Having replied to you and admitted that I knew next to nothing about elephant brains, I googled "elephant brain structure and anatomy". I found quite a bit of interesting information although I lack the expertise necessary to make judgements about the implications with respect to the animal's ability to suffer psychologically. Most of the relevant authors were not addressing this question. However, they confirmed that elephants had relatively high levels of cognitive ability, though, in some respects, probably falling below those of cetaceans and great apes. To me, the most interesting finding was that the the elephant hippocampus is particularly well developed. This part of the brain is important for memory retention and may account for matriarch's ability to find water for the herd in drought conditions and for the ability of offspring to retain chemical memories of maternal urine for decades.
This debate has provoked me into re-visiting the subject of access to emotional feelings. Among those who can be placed among academic authorities in this field, I would list Joseph LeDoux, Antonio Damasio and Edmund Rolls as being pre-eminent. References to their work can readily be found on the internet. I know you like to undertake your own research before posting your views so I thought I would refer you to one easily available source of information which is free online:
"Emotion, higher-order syntactic thoughts, and consciousness" by E.T. Rolls. (www.oxcns.org/papers/456).
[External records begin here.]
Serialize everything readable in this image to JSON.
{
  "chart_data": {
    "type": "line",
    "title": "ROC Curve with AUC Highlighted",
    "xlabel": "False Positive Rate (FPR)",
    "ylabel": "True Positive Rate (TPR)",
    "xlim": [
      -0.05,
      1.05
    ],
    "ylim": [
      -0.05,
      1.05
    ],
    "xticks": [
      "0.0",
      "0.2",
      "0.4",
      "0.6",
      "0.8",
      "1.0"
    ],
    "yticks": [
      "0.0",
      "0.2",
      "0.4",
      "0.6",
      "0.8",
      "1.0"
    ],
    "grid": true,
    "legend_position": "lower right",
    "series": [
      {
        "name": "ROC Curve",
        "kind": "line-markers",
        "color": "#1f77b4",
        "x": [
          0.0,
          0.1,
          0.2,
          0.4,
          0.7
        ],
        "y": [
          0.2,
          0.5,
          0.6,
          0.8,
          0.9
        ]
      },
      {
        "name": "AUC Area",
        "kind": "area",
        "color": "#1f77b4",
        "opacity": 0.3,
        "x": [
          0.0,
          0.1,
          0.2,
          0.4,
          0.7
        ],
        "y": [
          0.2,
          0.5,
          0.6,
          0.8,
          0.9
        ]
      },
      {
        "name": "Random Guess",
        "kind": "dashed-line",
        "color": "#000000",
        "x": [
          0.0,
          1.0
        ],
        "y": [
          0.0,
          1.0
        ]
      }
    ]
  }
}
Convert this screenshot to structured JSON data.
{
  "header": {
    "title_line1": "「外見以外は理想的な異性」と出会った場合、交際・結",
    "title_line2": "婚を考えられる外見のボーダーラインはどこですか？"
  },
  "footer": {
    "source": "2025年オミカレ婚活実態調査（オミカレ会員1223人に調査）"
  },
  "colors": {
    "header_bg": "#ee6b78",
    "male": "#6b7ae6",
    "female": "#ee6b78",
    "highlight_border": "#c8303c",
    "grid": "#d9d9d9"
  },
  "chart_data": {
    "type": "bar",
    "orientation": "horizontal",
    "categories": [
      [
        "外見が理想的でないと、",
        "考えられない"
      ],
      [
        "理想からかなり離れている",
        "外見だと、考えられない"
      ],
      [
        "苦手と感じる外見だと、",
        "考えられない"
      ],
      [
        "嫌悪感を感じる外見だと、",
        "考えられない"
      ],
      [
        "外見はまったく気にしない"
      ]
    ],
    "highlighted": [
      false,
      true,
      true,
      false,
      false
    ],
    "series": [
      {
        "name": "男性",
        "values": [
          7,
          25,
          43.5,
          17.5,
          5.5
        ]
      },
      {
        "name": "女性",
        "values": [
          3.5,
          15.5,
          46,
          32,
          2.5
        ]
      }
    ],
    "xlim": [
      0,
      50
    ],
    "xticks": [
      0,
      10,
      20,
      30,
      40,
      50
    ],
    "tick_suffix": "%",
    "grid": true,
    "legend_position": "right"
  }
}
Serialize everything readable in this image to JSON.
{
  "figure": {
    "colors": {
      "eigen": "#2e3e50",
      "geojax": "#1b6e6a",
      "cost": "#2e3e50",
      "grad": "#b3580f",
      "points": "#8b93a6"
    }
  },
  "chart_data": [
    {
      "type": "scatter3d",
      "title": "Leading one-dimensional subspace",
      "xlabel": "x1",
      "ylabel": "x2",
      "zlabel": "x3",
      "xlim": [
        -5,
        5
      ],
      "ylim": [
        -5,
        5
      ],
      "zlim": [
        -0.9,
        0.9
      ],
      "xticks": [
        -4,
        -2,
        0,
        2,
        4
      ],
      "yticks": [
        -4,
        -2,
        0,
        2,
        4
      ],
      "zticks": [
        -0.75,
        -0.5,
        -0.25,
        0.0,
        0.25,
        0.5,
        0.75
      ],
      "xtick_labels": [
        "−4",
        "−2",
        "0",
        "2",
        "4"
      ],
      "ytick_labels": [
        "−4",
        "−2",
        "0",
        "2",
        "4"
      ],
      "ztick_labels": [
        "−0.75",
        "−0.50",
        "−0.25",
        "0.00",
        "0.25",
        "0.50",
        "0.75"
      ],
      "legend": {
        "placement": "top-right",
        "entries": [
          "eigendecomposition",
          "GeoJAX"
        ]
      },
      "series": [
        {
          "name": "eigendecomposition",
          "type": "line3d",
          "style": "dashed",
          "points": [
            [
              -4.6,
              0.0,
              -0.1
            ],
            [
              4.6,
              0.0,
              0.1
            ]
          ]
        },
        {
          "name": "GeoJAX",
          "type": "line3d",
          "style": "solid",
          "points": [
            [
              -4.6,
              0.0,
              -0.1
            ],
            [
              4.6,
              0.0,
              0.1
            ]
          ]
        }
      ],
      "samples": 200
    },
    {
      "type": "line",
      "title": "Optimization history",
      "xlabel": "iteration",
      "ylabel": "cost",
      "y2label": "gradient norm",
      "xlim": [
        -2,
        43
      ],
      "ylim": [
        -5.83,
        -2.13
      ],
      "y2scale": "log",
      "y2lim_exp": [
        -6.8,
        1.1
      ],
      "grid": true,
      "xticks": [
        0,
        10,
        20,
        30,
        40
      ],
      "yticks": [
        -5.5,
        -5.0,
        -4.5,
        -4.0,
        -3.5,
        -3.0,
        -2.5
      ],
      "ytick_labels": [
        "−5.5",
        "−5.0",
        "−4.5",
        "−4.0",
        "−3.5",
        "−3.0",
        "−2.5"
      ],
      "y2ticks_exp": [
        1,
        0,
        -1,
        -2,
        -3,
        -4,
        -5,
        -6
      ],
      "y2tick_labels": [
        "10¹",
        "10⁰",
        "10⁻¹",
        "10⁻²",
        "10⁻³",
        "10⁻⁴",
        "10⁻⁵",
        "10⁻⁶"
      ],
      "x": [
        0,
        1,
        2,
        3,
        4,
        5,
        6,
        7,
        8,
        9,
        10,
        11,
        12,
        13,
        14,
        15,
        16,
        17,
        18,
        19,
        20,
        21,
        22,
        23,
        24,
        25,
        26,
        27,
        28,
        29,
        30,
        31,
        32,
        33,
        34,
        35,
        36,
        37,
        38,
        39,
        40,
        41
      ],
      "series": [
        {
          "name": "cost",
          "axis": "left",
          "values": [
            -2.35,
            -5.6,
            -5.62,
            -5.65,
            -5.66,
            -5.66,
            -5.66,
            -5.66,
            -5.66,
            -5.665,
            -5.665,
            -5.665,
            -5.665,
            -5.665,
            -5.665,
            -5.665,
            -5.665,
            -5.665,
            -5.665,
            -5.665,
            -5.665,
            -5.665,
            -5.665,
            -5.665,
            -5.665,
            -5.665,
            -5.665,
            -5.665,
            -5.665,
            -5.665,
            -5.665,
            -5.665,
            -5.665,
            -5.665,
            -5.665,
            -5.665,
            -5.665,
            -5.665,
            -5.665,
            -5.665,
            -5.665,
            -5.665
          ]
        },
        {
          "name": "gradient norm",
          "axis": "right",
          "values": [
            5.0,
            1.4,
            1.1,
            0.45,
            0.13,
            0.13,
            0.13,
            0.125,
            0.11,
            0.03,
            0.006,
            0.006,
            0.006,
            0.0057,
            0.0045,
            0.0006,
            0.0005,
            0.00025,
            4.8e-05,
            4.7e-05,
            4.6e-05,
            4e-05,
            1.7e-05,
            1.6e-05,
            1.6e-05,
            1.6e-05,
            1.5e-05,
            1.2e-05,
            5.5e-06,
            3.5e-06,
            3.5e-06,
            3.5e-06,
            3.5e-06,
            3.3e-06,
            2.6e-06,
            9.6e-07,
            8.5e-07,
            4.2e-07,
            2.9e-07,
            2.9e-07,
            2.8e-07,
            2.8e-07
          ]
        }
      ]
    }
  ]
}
The author discusses what he believes to be necessary in the brain for feelings become conscious, how they evolved and what selective advantage they provide. He compares his beliefs with those of LeDoux. Damasio has essentially similar views, but thinks animals such as dogs can feel (core consciousness), but not know that they feel and that they can, essentially, only focus on one thing at a time (again, suggesting absence of higher order syntactic thoughts). Their views have quite a lot in common, but differ from those of the Dutch neurobiologist, Bob Bermond, who believes that only higher primates and, possibly, cetaceans can suffer and that we should rejoice in consequence.
If you can find time to read the paper I cite, I would be very interested in your subsequent comments.